Heures thésards
Animé par Eamonn Weitz
mercredi 16 juin 2021 à 14:00
En visio
Neutrinoless double beta decay search in XENONnT and future prospects
Maxime Pierre
Subatech (équipe Xénon)
With the lowest background level ever reached by detectors searching for rare-events, XENON1T proved to be the most sensitive dark matter direct detection experiment on earth. The unprecedented low level of radioactivity reached, made the XENON1T experiment suitable also for other interesting rare-events searches including the neutrinoless double beta decay (0νßß) of 136Xe. Furthermore, in the context of the advancement of the XENON program, the next generation experiment, XENONnT, designed with a high level of background reduction aiming to increase the predecessor sensitivity in rare-events searches is currently under commissioning phase in the underground National Laboratory of Gran Sasso (LNGS): it will host 5.9 tonnes of liquid xenon as a target mass. In this talk I will present my contribution to the ongoing commissioning of XENONnT and to the 0νßß search in Large Scale LXe Dual phase Time Projection Chamber (TPC).

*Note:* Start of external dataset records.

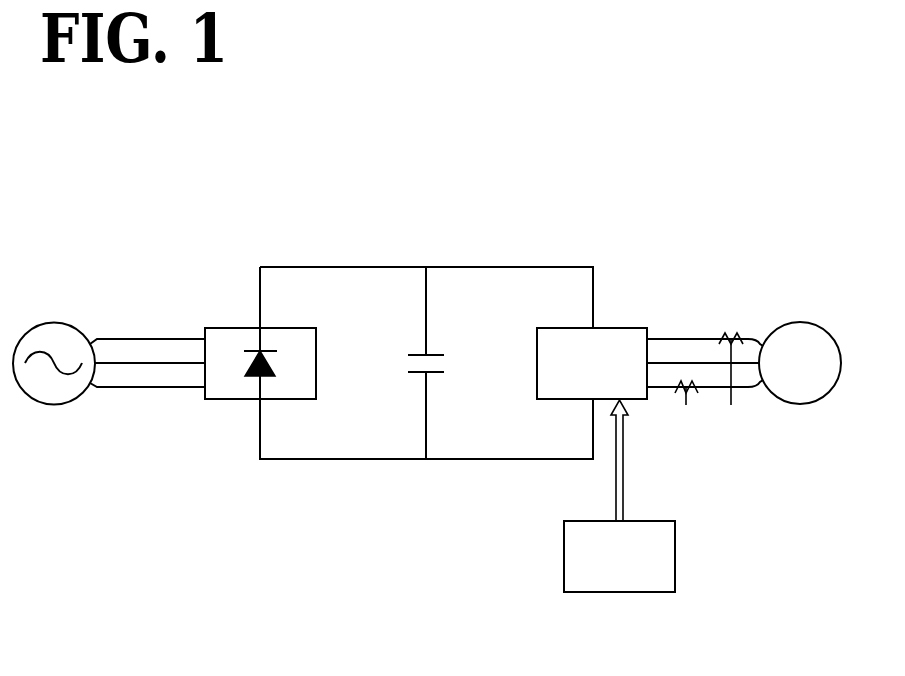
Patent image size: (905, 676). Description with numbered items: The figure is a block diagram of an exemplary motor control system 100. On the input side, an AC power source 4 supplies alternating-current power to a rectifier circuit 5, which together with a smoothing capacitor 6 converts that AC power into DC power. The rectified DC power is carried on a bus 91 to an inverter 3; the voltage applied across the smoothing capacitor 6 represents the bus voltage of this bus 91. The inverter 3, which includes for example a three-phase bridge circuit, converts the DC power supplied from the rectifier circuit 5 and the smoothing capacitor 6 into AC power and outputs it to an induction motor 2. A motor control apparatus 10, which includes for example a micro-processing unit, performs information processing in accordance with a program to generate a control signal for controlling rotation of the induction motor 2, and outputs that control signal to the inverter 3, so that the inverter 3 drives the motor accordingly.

The motor control system 100 is at (106, 160).
The AC power source 4 is at (55, 322).
The rectifier circuit 5 is at (230, 328).
The bus 91 is at (503, 267).
The smoothing capacitor 6 is at (418, 355).
The inverter 3 is at (628, 328).
The induction motor 2 is at (800, 322).
The motor control apparatus 10 is at (620, 592).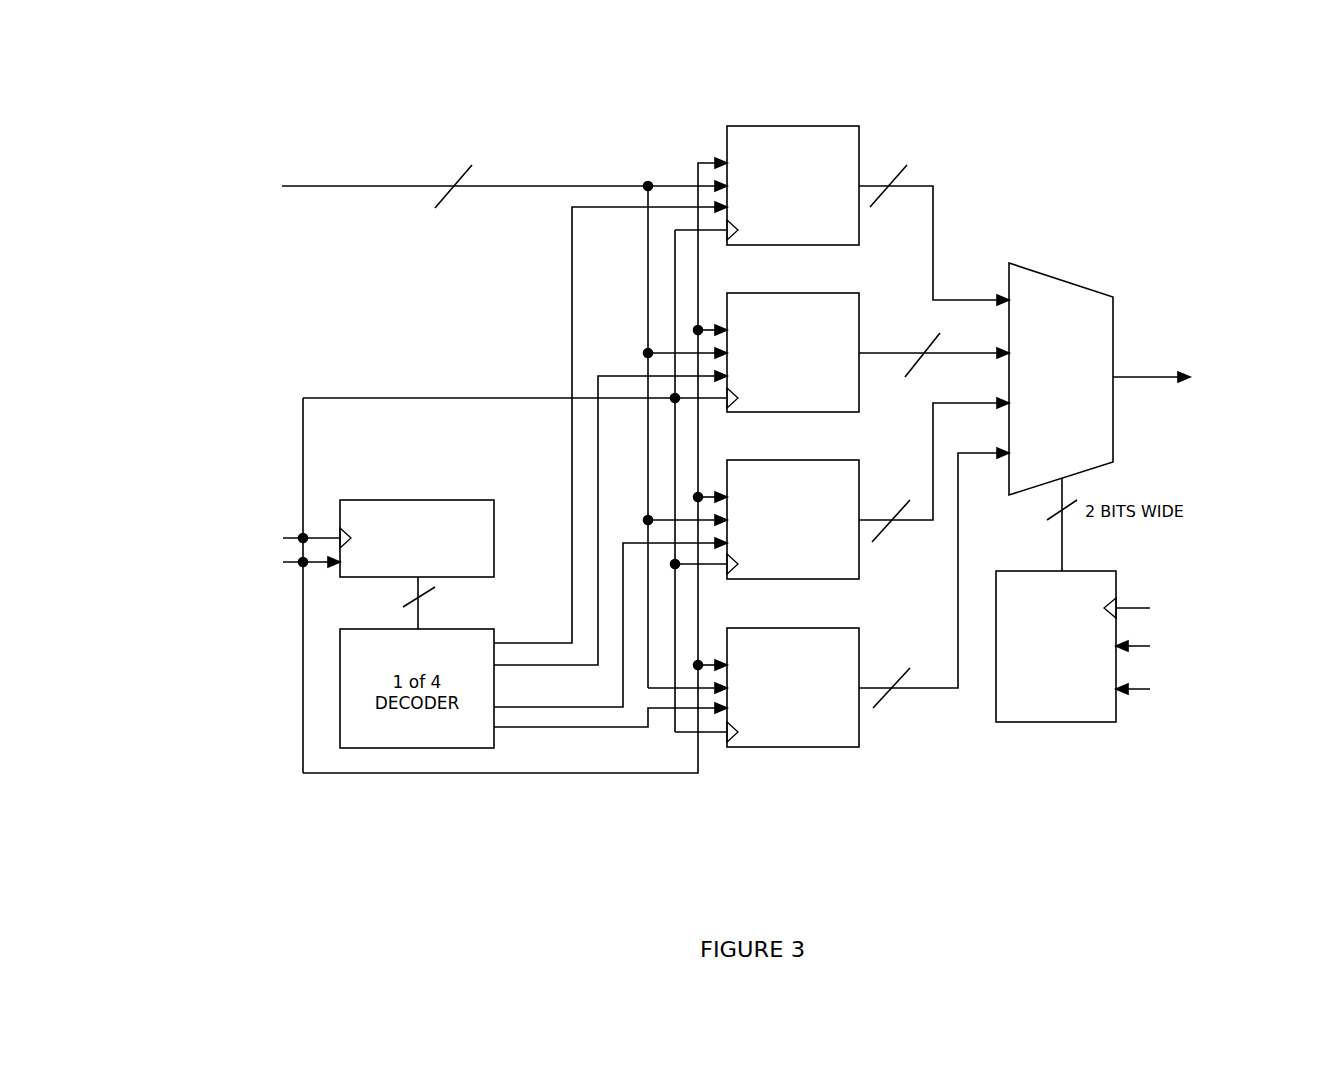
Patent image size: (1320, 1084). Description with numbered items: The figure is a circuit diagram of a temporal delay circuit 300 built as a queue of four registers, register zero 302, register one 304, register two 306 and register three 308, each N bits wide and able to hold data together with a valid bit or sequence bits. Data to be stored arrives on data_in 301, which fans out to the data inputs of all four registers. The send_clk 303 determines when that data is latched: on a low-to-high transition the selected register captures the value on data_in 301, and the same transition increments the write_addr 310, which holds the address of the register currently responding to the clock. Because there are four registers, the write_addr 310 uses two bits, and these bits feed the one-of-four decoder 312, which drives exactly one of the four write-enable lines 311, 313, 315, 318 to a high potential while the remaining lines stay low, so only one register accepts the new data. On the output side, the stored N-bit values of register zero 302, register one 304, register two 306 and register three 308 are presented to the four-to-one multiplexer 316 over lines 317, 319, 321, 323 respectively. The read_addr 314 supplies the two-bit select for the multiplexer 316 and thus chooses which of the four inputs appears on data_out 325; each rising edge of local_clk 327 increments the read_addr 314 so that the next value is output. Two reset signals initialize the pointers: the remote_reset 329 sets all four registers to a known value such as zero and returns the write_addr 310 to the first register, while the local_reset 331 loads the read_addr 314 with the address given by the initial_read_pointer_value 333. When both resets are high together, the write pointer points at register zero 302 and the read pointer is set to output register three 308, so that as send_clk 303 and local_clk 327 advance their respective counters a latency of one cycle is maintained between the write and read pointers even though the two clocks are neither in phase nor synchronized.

The temporal delay circuit 300 is at (1172, 144).
The data_in 301 is at (377, 187).
The reg 0 302 is at (828, 126).
The send_clk 303 is at (377, 398).
The reg 1 304 is at (828, 293).
The reg 2 306 is at (828, 460).
The reg 3 308 is at (828, 628).
The write_addr 310 is at (470, 500).
The decoder output line 311 is at (505, 643).
The 1 of 4 decoder 312 is at (348, 629).
The decoder output line 313 is at (505, 666).
The read_addr 314 is at (1078, 571).
The decoder output line 315 is at (558, 707).
The 4 to 1 multiplexer 316 is at (1045, 275).
The multiplexer input line 317 is at (940, 300).
The decoder output line 318 is at (508, 728).
The multiplexer input line 319 is at (885, 353).
The multiplexer input line 321 is at (935, 403).
The multiplexer input line 323 is at (960, 453).
The data_out 325 is at (1128, 377).
The local_clk 327 is at (1125, 608).
The remote_reset 329 is at (377, 774).
The local_reset 331 is at (1125, 646).
The initial_read_pointer_value 333 is at (1125, 689).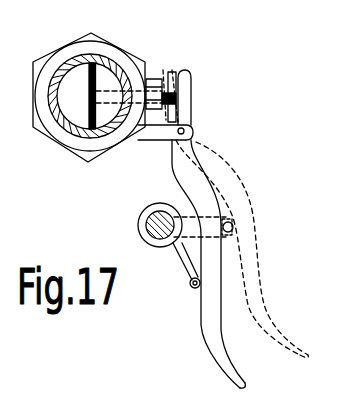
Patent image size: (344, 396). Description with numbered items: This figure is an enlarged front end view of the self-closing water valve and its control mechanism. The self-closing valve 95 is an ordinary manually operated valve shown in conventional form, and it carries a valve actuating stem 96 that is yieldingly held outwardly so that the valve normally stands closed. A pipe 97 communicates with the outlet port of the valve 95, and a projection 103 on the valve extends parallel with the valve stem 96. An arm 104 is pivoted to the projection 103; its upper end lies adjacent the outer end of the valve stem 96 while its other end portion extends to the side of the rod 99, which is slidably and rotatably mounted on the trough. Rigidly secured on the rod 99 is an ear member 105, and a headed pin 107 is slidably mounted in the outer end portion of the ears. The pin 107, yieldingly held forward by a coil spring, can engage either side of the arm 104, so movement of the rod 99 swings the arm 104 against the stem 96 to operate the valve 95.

The self-closing valve 95 is at (119, 61).
The valve actuating stem 96 is at (173, 72).
The pipe 97 is at (62, 132).
The rod 99 is at (160, 203).
The projection 103 is at (153, 141).
The arm 104 is at (203, 325).
The ear member 105 is at (175, 252).
The headed pin 107 is at (188, 292).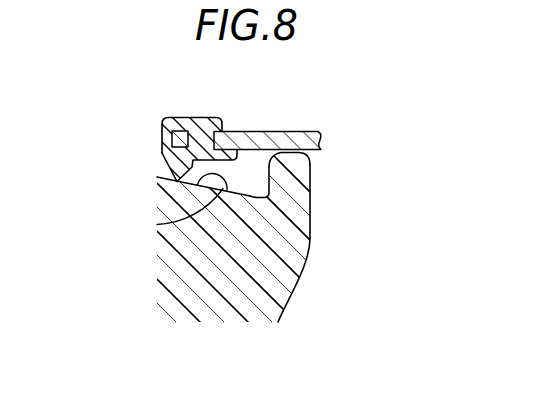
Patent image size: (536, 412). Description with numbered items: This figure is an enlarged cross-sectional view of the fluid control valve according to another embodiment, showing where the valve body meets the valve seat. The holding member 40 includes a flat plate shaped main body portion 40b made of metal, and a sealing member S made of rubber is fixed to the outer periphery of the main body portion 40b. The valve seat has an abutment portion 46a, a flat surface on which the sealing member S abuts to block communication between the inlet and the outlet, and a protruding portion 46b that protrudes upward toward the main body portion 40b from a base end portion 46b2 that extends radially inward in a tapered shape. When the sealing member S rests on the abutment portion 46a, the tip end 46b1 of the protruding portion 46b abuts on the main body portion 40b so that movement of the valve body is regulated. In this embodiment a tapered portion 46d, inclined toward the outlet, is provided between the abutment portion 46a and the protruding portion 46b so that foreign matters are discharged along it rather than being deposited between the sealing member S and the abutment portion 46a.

The sealing member S is at (164, 138).
The holding member 40 is at (263, 115).
The main body portion 40b is at (238, 131).
The abutment portion 46a is at (170, 223).
The protruding portion 46b is at (329, 206).
The tip end 46b1 is at (289, 152).
The base end portion 46b2 is at (263, 307).
The tapered portion 46d is at (261, 196).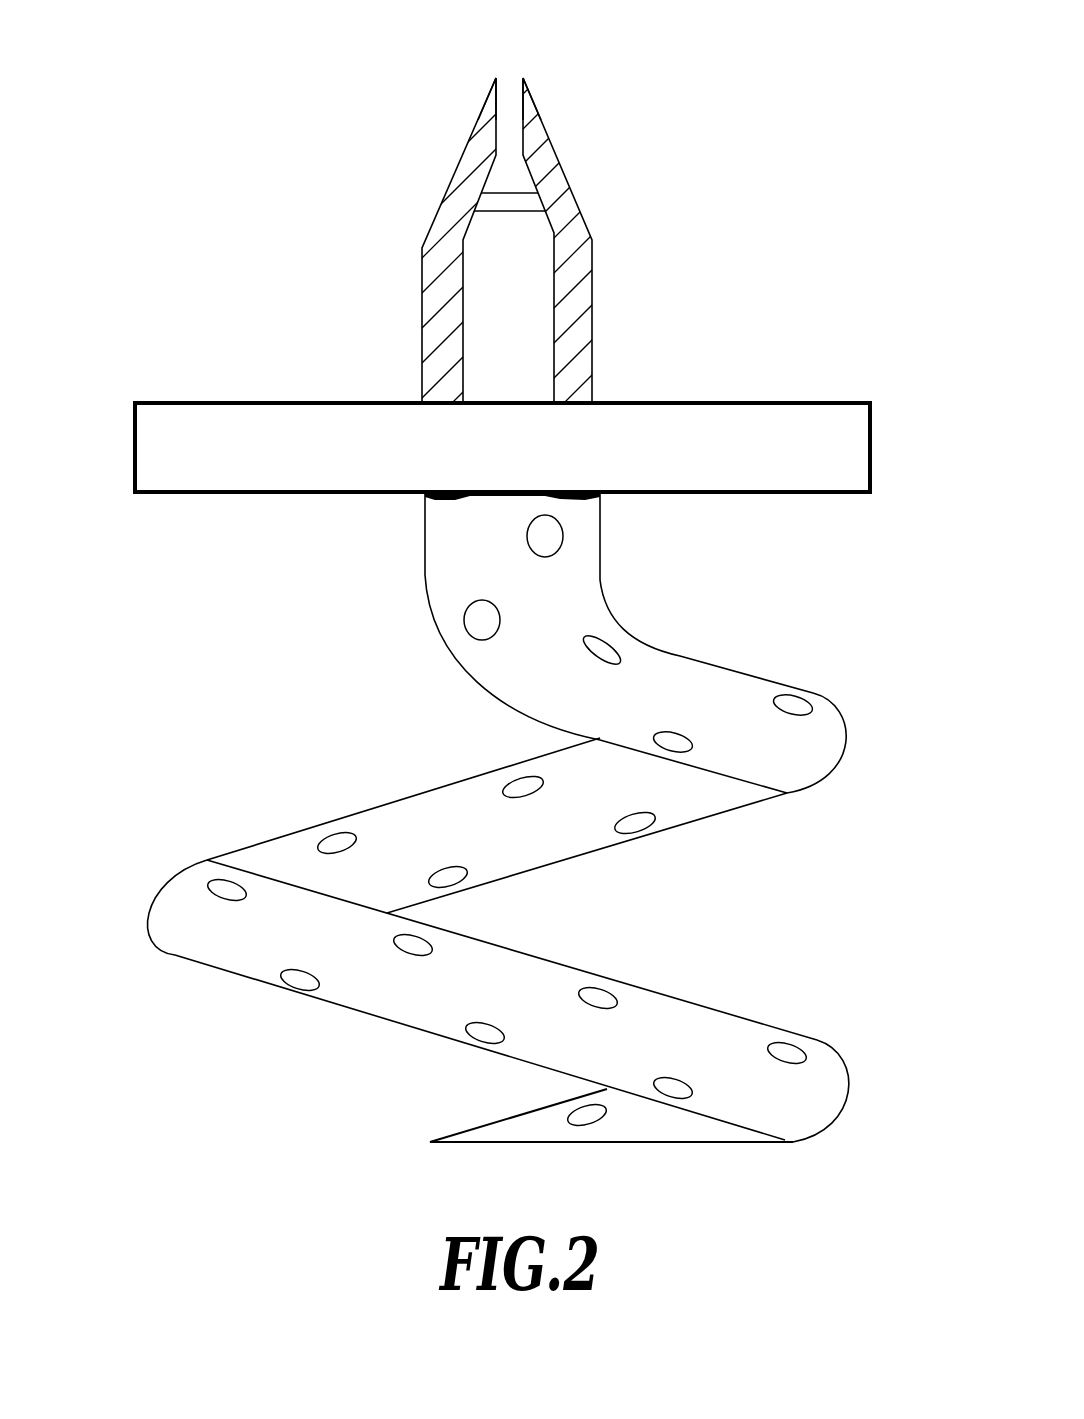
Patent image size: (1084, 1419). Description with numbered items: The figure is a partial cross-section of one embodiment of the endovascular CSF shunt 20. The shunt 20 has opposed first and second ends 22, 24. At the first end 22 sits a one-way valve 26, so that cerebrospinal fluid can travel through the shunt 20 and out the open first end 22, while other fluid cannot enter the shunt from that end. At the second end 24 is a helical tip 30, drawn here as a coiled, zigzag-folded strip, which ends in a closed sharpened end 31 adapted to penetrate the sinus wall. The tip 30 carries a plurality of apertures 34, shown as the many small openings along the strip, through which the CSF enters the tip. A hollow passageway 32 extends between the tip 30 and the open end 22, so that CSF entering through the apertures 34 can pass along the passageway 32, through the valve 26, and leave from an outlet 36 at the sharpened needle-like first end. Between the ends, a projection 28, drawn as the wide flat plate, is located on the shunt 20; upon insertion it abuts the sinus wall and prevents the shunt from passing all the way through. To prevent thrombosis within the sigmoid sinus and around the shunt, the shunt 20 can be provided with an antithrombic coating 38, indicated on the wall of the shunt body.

The endovascular CSF shunt 20 is at (245, 265).
The first end 22 is at (495, 206).
The second end 24 is at (480, 843).
The one-way valve 26 is at (522, 200).
The projection 28 is at (805, 417).
The helical tip 30 is at (187, 942).
The closed sharpened end 31 is at (430, 1143).
The hollow passageway 32 is at (493, 325).
The apertures 34 is at (343, 830).
The outlet 36 is at (508, 83).
The antithrombic coating 38 is at (580, 332).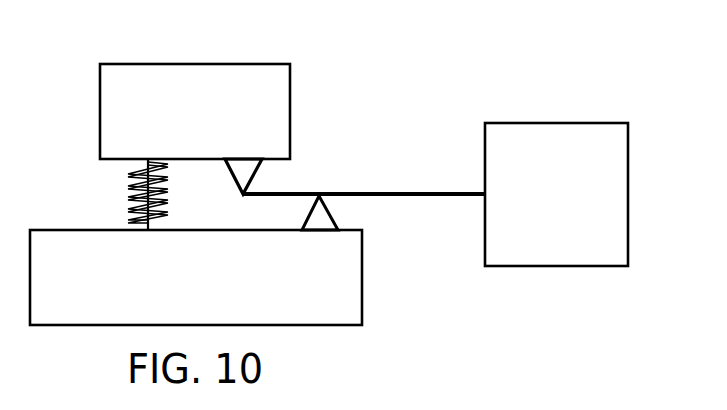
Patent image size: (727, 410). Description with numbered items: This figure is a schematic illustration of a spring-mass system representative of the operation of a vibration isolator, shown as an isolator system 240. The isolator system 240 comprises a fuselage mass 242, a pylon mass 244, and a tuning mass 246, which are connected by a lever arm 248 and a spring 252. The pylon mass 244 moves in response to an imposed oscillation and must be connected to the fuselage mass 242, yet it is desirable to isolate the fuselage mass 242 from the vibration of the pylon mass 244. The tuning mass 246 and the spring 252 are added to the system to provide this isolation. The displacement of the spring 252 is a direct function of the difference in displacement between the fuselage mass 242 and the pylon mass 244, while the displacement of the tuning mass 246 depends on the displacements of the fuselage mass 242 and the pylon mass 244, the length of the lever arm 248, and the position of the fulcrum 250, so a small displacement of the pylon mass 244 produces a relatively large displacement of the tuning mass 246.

The isolator system 240 is at (426, 56).
The fuselage mass 242 is at (218, 294).
The pylon mass 244 is at (218, 128).
The tuning mass 246 is at (578, 211).
The lever arm 248 is at (397, 192).
The fulcrum 250 is at (330, 209).
The spring 252 is at (128, 193).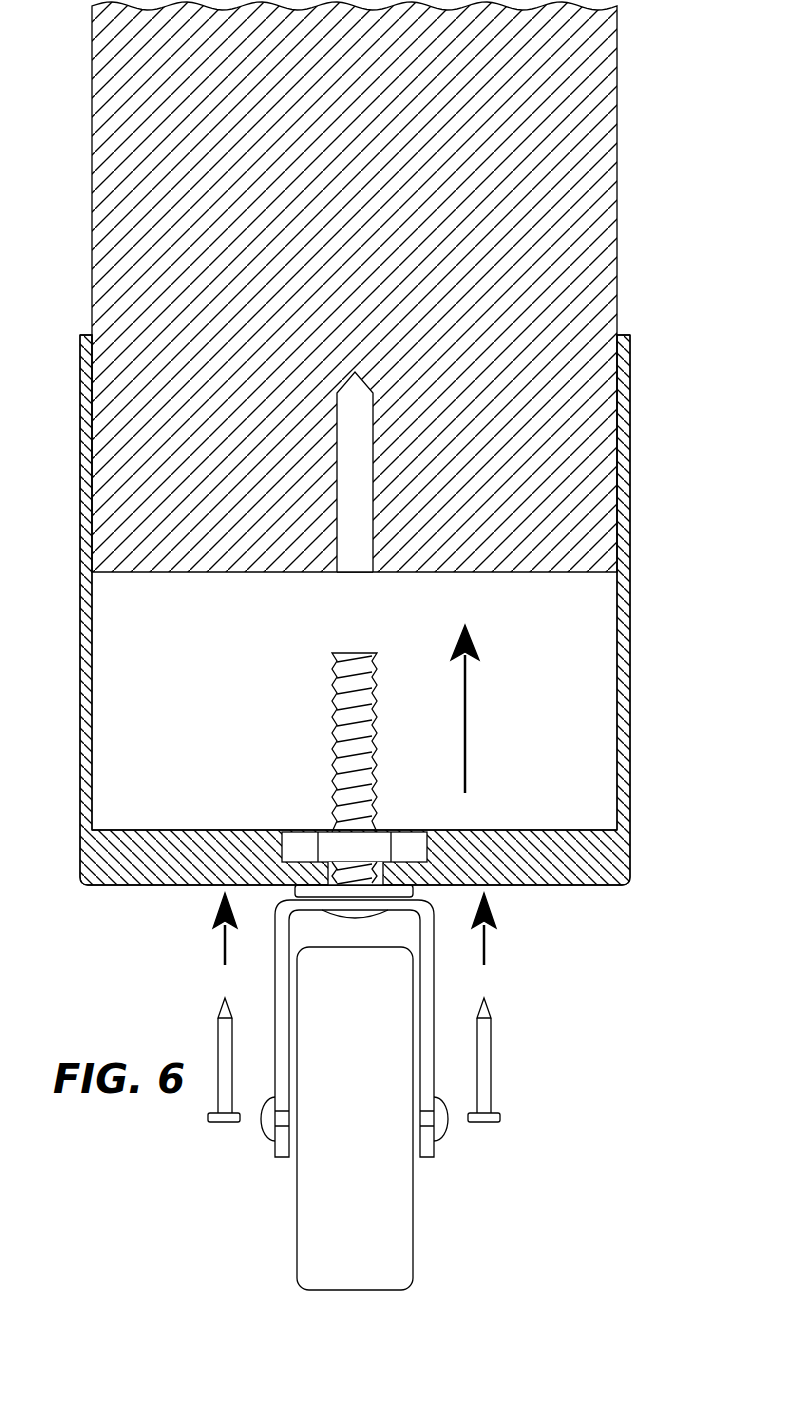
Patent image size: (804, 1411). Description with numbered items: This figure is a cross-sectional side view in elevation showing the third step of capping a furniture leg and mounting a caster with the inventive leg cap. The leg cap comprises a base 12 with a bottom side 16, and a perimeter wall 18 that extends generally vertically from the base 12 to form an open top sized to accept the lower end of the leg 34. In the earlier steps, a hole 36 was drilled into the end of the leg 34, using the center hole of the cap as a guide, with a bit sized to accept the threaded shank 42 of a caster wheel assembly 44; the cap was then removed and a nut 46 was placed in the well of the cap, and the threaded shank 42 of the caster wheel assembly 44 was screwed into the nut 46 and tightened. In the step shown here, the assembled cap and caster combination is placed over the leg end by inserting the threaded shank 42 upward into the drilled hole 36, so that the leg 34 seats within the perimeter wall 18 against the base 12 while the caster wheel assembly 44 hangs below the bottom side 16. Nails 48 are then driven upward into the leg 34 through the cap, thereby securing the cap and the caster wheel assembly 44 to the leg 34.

The base 12 is at (327, 633).
The bottom side 16 is at (598, 885).
The perimeter wall 18 is at (81, 768).
The leg 34 is at (617, 137).
The hole 36 is at (351, 552).
The threaded shank 42 is at (333, 742).
The caster wheel assembly 44 is at (274, 1138).
The nut 46 is at (383, 845).
The nails 48 is at (218, 1052).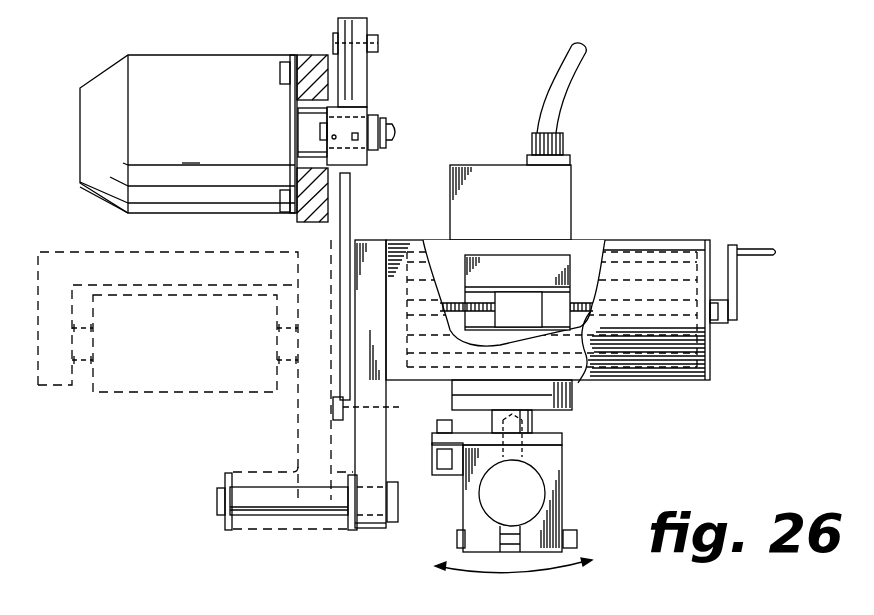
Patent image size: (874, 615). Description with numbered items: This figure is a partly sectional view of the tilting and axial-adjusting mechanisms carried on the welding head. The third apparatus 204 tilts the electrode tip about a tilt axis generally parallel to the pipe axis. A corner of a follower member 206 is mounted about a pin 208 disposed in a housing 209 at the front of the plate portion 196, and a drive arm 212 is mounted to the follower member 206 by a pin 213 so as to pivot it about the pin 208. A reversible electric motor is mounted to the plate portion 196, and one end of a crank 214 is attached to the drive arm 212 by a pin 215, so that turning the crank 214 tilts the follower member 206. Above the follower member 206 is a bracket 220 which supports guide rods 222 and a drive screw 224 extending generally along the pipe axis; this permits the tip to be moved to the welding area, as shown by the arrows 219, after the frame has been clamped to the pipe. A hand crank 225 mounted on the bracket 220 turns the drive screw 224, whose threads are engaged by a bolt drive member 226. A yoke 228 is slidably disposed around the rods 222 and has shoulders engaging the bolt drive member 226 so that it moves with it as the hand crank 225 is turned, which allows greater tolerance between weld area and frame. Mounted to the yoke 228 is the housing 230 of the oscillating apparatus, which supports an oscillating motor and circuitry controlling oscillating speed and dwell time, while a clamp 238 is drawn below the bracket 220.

Dynamics of the critical fluctuations in heavy-ion collisions
Gregoire Pihan
Subatech (équipe Théorie)
It is now known that a deconfined state of the strongly interacting matter can be formed under extreme conditions of temperature and density in heavy-ion collisions: the quark-gluon plasma (QGP). Intensive work has been done to understand its fascinating properties but many questions remain unanswered. Especially, theoretical studies suggest the existence of a critical point in the phase diagram of the QCD matter. For the moment, the supposed location of the critical point is outside the region accessible from first-principle lattice calculations (μB/T . 2). Therefore, we need to rely on understanding the experimental data obtained from heavy-ion collisions. Heavy-ion collisions are extremely fast and out-of-equilibrium phenomena. This has a huge impact on the observables that are supposed to carry information about the critical point such as the higher-order cumulants of the net-baryon density, net-charge density or net-strangeness density. A reliable study of the impact of the dynamics on the critical fluctuations is then required to fully address the following question : are we able to experimentally prove the existence of the critical point with heavy-ion collision ? We investigate the diffusive dynamics of the critical fluctuations of the conserved charges in the case of a relativistic heavy-ion collision undergoing a Bjorken-type expansion. The fluctuation observables are inferred from the study of coupled stochastic diffusion equations which incorporates both diffusive dynamics and intrinsic fluctuations. In the vicinity of the critical point, the critical behavior of the fluctuations is encoded in the Ginzburg-Landau free energy functional parametrized using a non-universal mapping to the 3D Ising model. Far from the critical region, the behavior of the fluctuations corresponds to lattice calculations of the susceptibilities in equilibrium. We present the coupling between the fluctuations of different conserved charges in heavy-ion collisions for trajectories passing near the critical point.